Project Details
Impact of vacuolar monosaccharide accumulation on cellular stress response of Arabidopsis. Function of AtTMT type carriers
Applicant
Professor Dr. Ekkehard Neuhaus
Subject Area
Plant Physiology
Term
from 2008 to 2016
Project identifier
Deutsche Forschungsgemeinschaft (DFG) - Project number 61498647
Sugar accumulation in vacuoles is of high importance for plant stress tolerance, especially in respect to cold or osmotic stress stimuli. We identified a first vacuolar sugar transporter (TMT, tonoplast monosaccharide transporter) and showed in the last funding period that TMT acts as a proton-coupled vacuolar sugar antiporter. Moreover, we were able to reveal that TMT activity is critical for intracellular sugar compartmentation, is involved in cellular sugar sensing and governs seed yield in Arabidopsis. In addition, a novel mode of TMT activity regulation controlled by a predicted mitogen-activated triple kinase (MAP3K, previously named VIK, a protein kinase able to bind a VH1/BRL2 receptor-like kinase functioning in vascular development) was identified.
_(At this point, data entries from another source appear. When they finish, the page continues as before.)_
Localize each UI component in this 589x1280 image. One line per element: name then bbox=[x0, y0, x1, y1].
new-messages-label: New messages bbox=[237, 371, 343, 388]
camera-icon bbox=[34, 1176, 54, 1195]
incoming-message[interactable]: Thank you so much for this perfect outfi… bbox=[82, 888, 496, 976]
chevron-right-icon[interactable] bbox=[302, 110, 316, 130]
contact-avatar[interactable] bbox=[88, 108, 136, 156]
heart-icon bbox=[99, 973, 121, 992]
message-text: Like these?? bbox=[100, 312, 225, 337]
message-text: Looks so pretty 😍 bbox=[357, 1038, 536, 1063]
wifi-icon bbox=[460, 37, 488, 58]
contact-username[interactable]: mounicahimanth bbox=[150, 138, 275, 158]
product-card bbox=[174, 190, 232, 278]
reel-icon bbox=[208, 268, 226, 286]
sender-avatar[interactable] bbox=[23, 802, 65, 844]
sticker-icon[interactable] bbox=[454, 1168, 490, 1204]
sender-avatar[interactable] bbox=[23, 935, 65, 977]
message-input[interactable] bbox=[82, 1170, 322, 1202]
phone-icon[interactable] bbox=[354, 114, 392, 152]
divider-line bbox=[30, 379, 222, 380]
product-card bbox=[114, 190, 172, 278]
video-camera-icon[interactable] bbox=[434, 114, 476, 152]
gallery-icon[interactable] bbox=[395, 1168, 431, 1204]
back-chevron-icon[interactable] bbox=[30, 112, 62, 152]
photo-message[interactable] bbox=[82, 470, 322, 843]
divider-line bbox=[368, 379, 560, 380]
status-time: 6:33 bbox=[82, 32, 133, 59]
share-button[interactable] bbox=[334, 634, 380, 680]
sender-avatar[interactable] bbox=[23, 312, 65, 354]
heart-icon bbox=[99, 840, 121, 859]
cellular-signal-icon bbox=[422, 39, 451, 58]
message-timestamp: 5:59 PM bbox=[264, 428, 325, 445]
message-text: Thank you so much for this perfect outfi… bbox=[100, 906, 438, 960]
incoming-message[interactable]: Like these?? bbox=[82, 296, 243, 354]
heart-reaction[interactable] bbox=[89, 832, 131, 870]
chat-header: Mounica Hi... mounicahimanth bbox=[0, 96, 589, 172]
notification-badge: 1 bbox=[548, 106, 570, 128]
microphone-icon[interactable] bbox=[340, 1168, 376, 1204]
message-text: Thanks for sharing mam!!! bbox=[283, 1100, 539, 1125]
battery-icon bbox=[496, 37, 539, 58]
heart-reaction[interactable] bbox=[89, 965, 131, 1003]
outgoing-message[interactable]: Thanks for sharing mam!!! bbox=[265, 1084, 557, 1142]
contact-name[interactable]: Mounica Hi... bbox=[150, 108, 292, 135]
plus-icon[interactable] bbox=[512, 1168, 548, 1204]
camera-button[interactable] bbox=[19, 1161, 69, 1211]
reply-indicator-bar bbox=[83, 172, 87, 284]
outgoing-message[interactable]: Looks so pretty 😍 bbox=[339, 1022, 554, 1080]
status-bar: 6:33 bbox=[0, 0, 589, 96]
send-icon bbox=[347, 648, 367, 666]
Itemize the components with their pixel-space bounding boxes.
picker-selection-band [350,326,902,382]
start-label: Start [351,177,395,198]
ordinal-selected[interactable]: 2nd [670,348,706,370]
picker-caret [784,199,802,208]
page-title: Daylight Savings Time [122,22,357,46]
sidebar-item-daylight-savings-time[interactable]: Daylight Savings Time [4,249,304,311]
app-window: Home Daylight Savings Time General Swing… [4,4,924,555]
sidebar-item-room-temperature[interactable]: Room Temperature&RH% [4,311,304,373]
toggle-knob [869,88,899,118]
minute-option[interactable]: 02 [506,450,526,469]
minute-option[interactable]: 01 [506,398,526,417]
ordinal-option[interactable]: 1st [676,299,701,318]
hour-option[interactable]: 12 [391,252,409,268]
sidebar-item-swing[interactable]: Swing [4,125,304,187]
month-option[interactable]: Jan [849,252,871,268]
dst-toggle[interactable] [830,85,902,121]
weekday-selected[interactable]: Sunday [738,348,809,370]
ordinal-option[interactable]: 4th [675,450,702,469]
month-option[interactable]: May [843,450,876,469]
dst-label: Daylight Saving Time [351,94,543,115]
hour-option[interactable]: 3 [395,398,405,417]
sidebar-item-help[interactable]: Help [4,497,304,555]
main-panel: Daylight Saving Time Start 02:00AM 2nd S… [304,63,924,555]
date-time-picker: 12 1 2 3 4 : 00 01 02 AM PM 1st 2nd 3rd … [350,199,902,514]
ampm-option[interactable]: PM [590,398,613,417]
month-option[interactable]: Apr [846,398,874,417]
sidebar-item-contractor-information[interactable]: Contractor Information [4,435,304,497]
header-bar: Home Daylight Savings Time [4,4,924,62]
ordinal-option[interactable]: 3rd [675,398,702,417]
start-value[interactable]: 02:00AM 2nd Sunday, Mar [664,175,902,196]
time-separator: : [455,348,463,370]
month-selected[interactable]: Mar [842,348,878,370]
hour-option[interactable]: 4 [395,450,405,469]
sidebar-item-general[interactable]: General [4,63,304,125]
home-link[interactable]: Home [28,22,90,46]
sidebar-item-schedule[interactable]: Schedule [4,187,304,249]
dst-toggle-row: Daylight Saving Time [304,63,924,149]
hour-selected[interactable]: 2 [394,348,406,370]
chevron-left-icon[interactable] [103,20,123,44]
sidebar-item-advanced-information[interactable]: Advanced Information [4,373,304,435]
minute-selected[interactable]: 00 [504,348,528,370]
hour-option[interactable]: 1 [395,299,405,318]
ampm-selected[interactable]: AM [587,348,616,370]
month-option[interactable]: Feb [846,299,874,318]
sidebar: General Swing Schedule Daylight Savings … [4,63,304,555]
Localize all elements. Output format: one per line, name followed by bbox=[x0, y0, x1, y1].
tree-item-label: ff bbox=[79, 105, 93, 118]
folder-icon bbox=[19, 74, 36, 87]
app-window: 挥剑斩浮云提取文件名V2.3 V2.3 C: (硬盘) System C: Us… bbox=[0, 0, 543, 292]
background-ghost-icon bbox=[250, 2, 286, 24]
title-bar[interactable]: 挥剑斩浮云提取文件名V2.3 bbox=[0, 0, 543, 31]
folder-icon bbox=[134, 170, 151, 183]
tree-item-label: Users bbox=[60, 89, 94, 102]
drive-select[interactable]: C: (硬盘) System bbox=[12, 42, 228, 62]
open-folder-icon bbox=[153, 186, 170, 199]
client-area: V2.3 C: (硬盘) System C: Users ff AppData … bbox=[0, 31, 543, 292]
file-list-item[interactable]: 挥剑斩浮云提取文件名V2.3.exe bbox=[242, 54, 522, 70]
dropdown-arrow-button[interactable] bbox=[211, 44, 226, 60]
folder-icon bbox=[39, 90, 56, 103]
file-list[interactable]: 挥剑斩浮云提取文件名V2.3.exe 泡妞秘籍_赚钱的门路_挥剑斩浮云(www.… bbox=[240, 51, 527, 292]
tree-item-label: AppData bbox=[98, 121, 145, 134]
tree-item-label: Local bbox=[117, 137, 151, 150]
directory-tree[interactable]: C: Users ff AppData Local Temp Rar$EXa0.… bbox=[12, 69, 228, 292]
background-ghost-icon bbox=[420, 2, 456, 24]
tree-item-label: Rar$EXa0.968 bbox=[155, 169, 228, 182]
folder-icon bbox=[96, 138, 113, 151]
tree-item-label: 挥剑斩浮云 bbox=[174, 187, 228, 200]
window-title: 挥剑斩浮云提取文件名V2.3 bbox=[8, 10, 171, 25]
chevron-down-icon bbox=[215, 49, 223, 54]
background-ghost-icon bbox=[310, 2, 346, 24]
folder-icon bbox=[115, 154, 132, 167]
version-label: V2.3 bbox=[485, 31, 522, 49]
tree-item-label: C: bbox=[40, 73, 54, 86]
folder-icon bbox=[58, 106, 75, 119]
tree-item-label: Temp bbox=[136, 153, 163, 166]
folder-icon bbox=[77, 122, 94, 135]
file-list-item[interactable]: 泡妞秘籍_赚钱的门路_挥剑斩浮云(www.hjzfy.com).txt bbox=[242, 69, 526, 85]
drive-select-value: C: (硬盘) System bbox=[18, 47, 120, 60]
VIK belongs to a small subclade (6 members) of the large family of predicted MAP3K in Arabidopsis. Remarkably, VIK knock out lines closely phenocopy Arabidopsis mutants lacking vacuolar TMT activity, VIK phosphorylates the TMT1 loop protein, it interacts with the authentic TMT1 protein and stimulates glucose import into isolated mesophyll vacuoles. In the proposed funding period we will decipher the function of the other 5 members of the corresponding MAP3K subclade, we will identify upstream- and further down-stream partner proteins of VIK, we will search for further proteins interacting with TMT1, and we will study the properties of TMT1 mutants either lacking proposed phosphorylation sites, or mimicking constitutive phosphorylation. Moreover, it appears likely that the unique aspartate cluster located in the central TMT1 loop contributes to the subcellular targeting of TMT1. Thus, detailed analysis of the targeting function of the aspartate cluster is also part of our project. As in the past, all future mutants will be analysed in respect to molecular-, metabolic- and physiological changes induced by abiotic stress stimuli.